The difference vector is defined as:

$$
\vec{\delta a} =
\begin{bmatrix}
(a_{pred}-a_{label}) \\
(b_{pred}-b_{label})
\end{bmatrix}
$$

and the multiplication tensor is:

$$
W = 
\begin{bmatrix}
c & d \\
d & e \\
\end{bmatrix}
$$


So the loss we want to calculate is:

$$
L = \vec{a}^\intercal W \vec{a}
$$

The problem here is to manipulate the sparse matrix (15 elements) into a full matrix form (25 elements) so that it can be multiplied. This would be pretty easy for a single matrix, but here we have a batch AND it must be done using backend functions. I'm sure there is probably some clever way to do this, but it is not clear to me what it is. A simple way to handle this though is to just write out the full 25 value matrix to the labels file.

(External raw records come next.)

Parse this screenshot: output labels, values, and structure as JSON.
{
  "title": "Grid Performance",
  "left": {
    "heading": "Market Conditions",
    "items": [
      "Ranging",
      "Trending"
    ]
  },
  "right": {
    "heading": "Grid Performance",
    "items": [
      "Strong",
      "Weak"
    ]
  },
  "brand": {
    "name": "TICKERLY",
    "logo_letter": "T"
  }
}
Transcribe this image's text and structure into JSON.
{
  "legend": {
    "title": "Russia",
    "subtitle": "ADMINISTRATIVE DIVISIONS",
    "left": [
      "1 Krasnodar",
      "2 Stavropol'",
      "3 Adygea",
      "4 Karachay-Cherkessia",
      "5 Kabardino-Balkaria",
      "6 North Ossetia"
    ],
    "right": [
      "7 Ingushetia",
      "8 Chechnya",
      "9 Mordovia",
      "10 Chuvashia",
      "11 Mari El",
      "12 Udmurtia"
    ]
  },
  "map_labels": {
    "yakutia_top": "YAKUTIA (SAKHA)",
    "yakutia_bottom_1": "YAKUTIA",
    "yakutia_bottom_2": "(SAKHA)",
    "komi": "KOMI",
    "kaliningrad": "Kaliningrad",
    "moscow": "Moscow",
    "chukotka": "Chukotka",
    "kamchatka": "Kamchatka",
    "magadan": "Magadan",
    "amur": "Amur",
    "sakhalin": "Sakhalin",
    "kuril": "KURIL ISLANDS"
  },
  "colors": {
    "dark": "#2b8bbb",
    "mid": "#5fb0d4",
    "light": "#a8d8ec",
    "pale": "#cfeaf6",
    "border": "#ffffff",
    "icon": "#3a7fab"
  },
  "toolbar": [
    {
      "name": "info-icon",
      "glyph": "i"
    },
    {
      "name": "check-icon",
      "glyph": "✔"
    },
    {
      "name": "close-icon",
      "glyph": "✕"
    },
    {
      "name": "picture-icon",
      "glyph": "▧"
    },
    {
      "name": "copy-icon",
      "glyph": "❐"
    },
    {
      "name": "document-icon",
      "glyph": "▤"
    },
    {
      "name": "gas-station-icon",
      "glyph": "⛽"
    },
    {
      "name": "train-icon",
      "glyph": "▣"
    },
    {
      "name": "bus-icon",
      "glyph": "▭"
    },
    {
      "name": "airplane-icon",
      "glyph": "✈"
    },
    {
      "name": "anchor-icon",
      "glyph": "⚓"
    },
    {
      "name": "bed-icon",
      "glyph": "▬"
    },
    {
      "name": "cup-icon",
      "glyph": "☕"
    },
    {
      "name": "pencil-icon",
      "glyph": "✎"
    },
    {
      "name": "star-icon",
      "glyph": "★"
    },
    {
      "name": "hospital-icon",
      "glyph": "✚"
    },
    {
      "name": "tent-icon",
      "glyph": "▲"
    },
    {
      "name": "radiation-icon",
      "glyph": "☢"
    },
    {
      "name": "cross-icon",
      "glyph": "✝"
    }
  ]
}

I need to write out the 15 parameters of the sparse inverse covariance matrix anyway so adding the extra 10 parameters will increase it from 38 values to 48 values per track in the labels file. That file is already very small compared to the features file by 2 orders of magnitude. Thus, I won't waste time on this now and will work on writing out the 20 element inverse covariance matrix to the labels file and moving on.